Wide eyes showing whites, fixed stare, or a wrinkled brow? The sympathetic nervous system is activated. Your horse is scanning for threats, and their brain is not available for dressage theory.
This doesn’t mean you can’t ride. It means you need to adjust what you’re asking for.
2. Muscle Tension Speaks Volumes
Run your hand along your horse’s neck and shoulders. Feel the difference between soft tissue and braced muscle.
A tense topline, tight jaw, or locked poll tells you the horse is holding physical stress. This often shows up before obvious behavioral signs. Horses will brace internally before they express it externally.
If you mount a horse who’s already braced through the neck, don’t be surprised when they feel stuck or resistant under saddle. It started before you got on.
3. Watch the Mouth
Licking, chewing, and soft lips indicate processing and relaxation. A tight, closed mouth or grinding teeth suggests tension or conflict.
Some horses will yawn when they’re releasing stress — that’s a good sign. Others will hold their breath. If your horse seems unusually still and quiet, check that they’re actually breathing deeply. Shallow breathing = stress.
4. Feet Tell the Truth
A horse that can’t stand still — pawing, shifting weight, walking off during grooming — is telling you their nervous system is unsettled.
This isn’t bad behavior. It’s communication. Their body is saying, “I’m not ready to focus yet.”
5. The Nostrils Don’t Lie
Flared nostrils with visible tension in the muzzle indicate arousal. Soft, gently moving nostrils suggest calm.

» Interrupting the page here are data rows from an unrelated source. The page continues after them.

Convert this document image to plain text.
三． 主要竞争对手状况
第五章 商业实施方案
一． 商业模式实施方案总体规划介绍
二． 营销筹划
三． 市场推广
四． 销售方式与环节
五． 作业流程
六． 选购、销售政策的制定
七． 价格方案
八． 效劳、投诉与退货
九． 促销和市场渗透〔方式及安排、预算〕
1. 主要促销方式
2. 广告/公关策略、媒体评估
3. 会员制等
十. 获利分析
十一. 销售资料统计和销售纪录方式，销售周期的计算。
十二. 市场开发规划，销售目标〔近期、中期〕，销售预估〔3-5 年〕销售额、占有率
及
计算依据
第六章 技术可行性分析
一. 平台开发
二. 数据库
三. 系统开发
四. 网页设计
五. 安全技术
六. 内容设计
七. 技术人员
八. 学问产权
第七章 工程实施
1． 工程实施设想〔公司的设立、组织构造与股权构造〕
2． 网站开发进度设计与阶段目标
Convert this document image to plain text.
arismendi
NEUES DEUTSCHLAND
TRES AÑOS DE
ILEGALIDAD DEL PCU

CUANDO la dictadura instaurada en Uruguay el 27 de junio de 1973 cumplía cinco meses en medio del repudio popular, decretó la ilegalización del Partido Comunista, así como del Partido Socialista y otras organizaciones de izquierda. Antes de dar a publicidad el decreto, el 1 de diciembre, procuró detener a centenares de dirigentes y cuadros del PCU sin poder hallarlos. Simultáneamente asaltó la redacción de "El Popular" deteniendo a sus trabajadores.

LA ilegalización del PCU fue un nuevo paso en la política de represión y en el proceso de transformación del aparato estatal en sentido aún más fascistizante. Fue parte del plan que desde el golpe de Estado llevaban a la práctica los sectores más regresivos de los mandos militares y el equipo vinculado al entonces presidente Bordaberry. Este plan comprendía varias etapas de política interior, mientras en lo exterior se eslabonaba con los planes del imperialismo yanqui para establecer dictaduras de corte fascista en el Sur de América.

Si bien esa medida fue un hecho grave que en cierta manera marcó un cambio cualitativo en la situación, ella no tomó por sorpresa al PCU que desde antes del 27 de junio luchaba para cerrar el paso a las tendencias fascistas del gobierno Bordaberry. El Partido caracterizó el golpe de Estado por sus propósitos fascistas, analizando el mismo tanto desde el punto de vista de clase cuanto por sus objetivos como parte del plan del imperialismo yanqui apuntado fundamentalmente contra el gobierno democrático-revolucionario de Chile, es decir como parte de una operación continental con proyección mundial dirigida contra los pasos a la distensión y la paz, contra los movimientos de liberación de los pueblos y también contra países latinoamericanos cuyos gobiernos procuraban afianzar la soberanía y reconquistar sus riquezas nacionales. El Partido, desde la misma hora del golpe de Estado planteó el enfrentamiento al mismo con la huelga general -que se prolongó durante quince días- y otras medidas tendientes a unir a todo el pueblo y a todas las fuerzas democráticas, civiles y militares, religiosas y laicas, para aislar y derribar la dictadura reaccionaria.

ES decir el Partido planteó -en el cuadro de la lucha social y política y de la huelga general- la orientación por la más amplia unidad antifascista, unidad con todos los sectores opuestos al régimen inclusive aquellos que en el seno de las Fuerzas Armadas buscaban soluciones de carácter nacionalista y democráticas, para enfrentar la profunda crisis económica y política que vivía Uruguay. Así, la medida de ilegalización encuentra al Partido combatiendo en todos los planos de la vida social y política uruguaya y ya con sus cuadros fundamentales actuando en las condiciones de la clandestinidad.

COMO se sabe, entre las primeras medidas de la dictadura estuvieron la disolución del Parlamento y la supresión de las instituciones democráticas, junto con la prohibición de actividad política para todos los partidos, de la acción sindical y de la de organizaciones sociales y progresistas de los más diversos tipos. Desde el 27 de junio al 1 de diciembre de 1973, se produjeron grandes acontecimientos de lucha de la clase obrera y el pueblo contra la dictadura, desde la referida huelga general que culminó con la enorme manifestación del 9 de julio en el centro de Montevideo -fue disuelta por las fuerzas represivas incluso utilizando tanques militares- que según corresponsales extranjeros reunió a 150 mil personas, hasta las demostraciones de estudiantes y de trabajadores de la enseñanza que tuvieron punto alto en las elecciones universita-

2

Research shows that stressed horses have measurably higher respiratory rates before any obvious behavioral changes appear. Your horse’s breathing pattern is a direct window into their nervous system state.
What to Do With What You See
Reading these signals is only useful if you respond to them.
If your horse looks calm and soft: Great. You’ve got access to their brain. Proceed with your planned work.
If your horse is alert but not panicking: Start with simple, familiar work. Long, low stretching. Walk patterns they know. Give them time to settle before asking for anything mentally demanding. A lot of horses need 10-15 minutes of “decompression” before they’re truly available.
If your horse is clearly stressed: This is not the day for learning new things. Stick to maintenance work, or consider whether a ground session or hand walk might be more productive. Pushing through stress doesn’t build resilience — it builds anxiety patterns.
If your horse shows pre-panic signals: High head, braced body, inability to stand still, wide eyes fixed on something in the distance — these are pre-flight indicators. Do not mount until you’ve addressed what’s triggering them or allowed them to settle. A 600kg animal in flight mode doesn’t care where you wanted to go today.
The Two-Minute Investment That Changes Everything
I’ve started building a habit into my routine: two minutes of standing quietly with my horse before I mount. No agenda. No asking for anything. Just observing.
During those two minutes, I learn more about what kind of ride I’m about to have than any warm-up tells me afterward.
Your horse’s nervous system state isn’t a fixed thing. It shifts throughout the day, influenced by turnout, the weather, other horses, ulcers, soundness, and a hundred other variables. The horse you ride at 7 AM might be neurologically different from the same horse at 4 PM.
Meeting them where they are — instead of where your plan says they should be — is the foundation of good training. It’s also the foundation of safety.
The Bigger Picture
Here’s the truth: most of us are so focused on what we want to accomplish that we forget to check whether our partner is in any state to accomplish it.
Your horse can’t tell you “I’m stressed” in words. But they’re telling you constantly — with their eyes, their muscles, their breath, their feet. Once you start seeing it, you can’t unsee it.
And once you start responding to it, everything changes.